La possibilità di incidere a gara in corso è un elemento da tenere in chiara considerazione. Contro il Salisburgo ad esempio, in una contesa che si era a dir poco complicata, la Lazio ha potuto contare sull’ingresso in campo di un’arma del calibro di Felipe Anderson. Il brasiliano ha spaccato la partita: tanti break centrali che non hanno lasciato scampo ai difensori avversari, già stanchi dopo una gara come detto disputata a perdifiato. Puoi provare a tenere il passo, ma alla lunga cedi. Altra arma in tal senso può rivelarsi Nani: il portoghese ha finora reso meno rispetto alle aspettative, complice un minutaggio tutt’altro che considerevole. Ma non è da escludere che in questo finale di stagione, con occasioni a disposizione, possa avere voglia di rivalsa e dire la sua in una Europa League tutta da vivere. L’esperienza in tal senso certamente non gli manca, e questo Inzaghi lo sa bene.

Lazio, la terza ragione

La coesione del gruppo. Guardando giocare questa Lazio, si ha la netta impressione che al suo interno ci sia la volontà di realizzare qualcosa di grande. Di lasciare una traccia tangibile della propria presenza: la vittoria in Supercoppa Italiana contro la Juventus è soltanto un antipasto in tal senso, almeno considerando la proiezione che l’Europa League può dare alla sua stagione. Dovesse anche trovare l’Atletico Madrid, magari il faccia a faccia avverrebbe in finale, in una contesa da novanta minuti, dove potrebbe accadere di tutto. Merito al lavoro di Inzaghi: ha gestito alla grande le complessità del suo organico e della stagione.
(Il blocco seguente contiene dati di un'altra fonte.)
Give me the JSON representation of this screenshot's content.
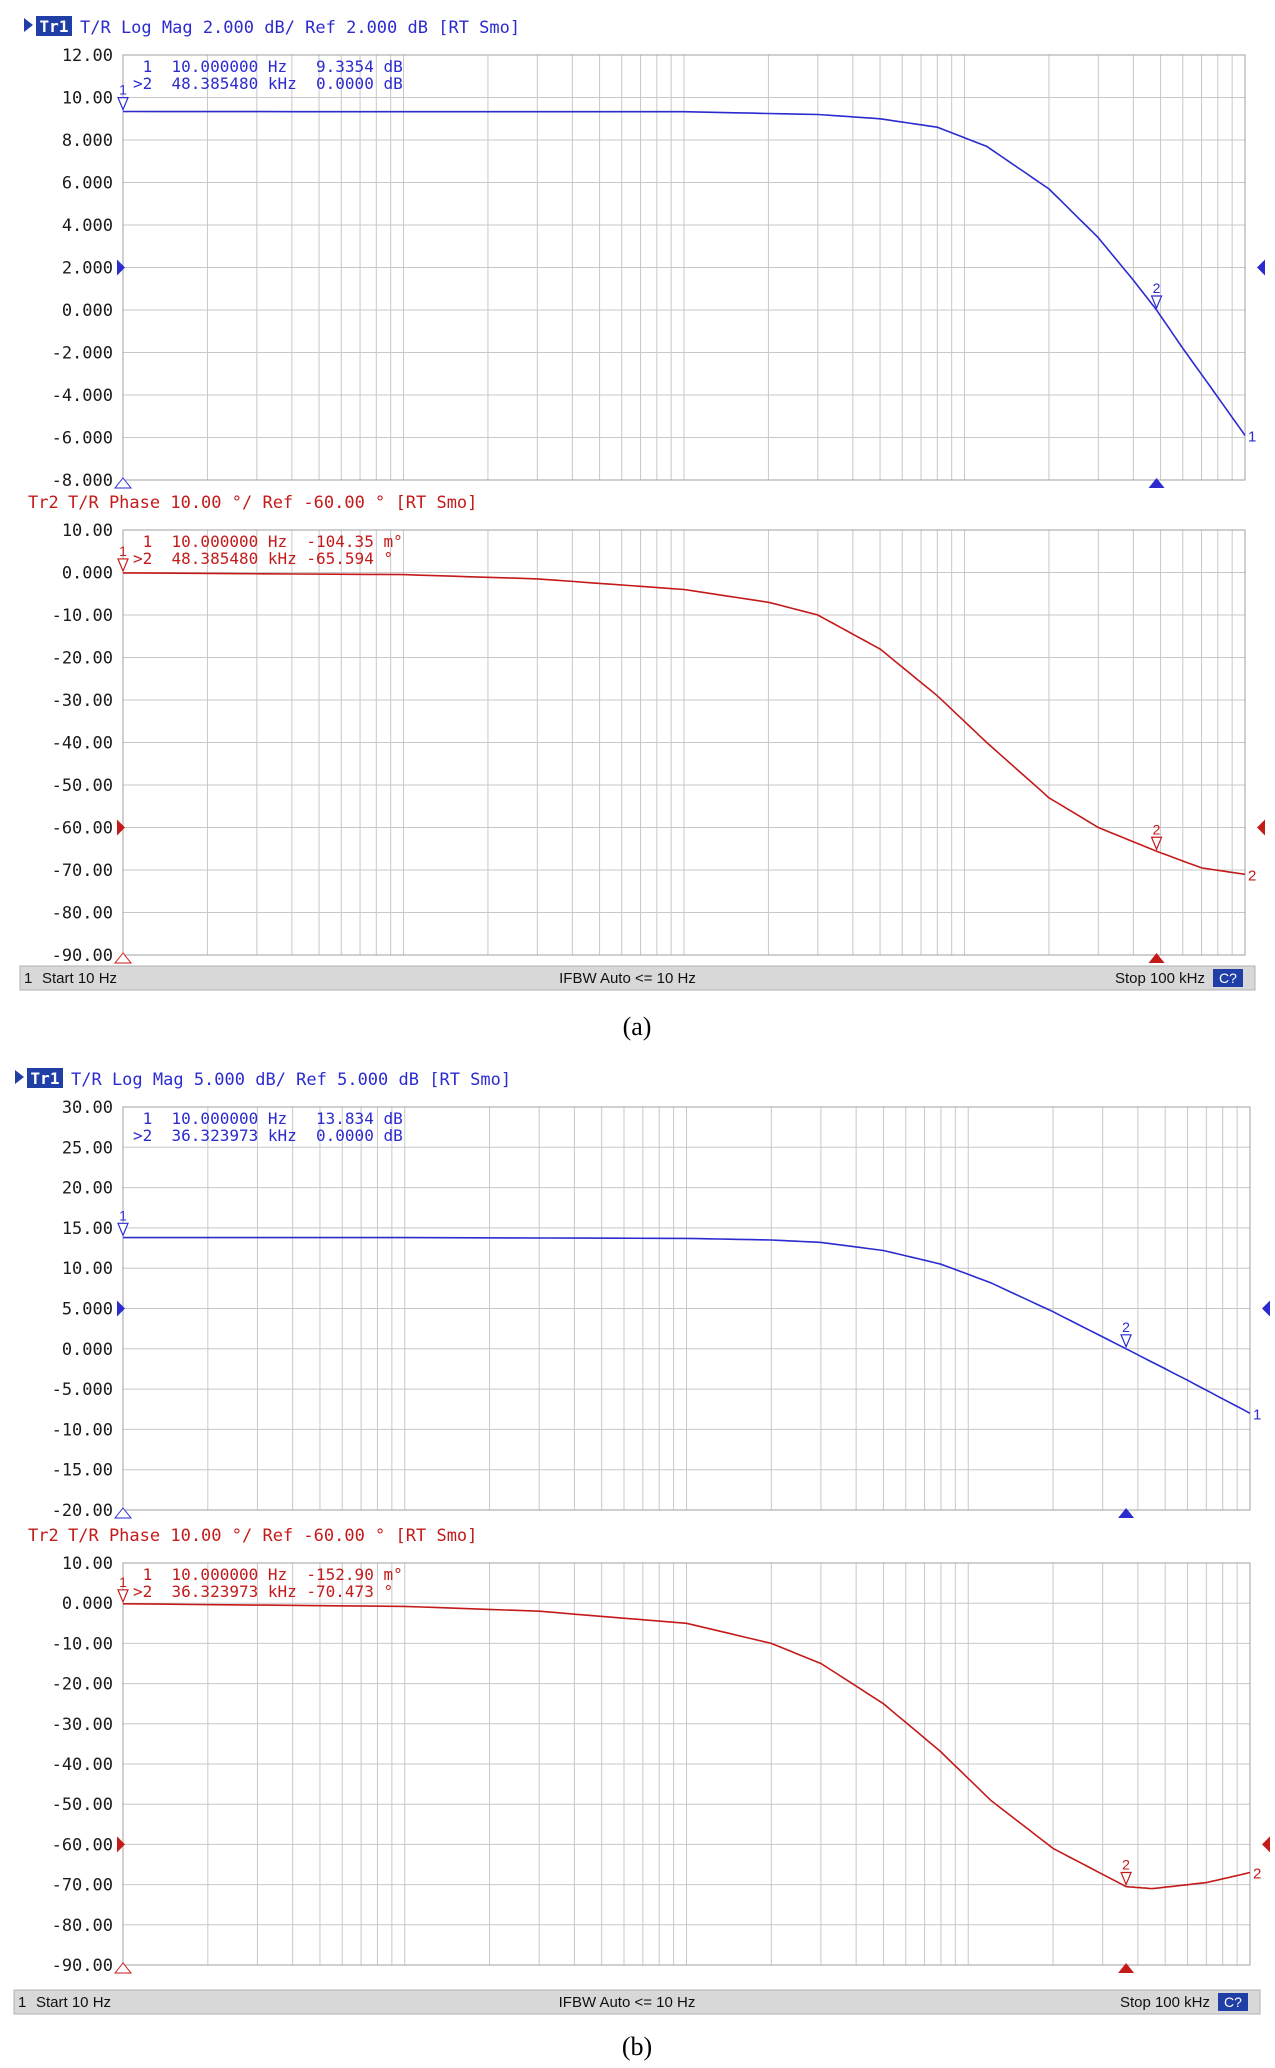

Due esempi su tutti: i casi De Vrij e Felipe Anderson. Il mancato rinnovo contrattuale del centrale olandese avrebbe potuto condurre ad una rottura anticipata che non avrebbe giovato a nessuno: Inzaghi non ne ha voluto sapere ed ha camminato dritto per la sua strada, non mettendo in dubbio la figura cruciale del calciatore nelle alchimie della sua Lazio. Le bizze del brasiliano invece sono state curate con un paio di turni di accantonamento: così Anderson ha potuto ragionare sullo stato dell’arte, per comprendere come non fosse opportuno buttare una stagione, accettando invece il ruolo attuale e comprendendo di poter fare la differenza anche a gara in corso. La Lazio è una realtà molto coesa e lo può dimostrare in questo epico finale di Europa League. Dove nulla è precluso, pur contro un avversario stellare.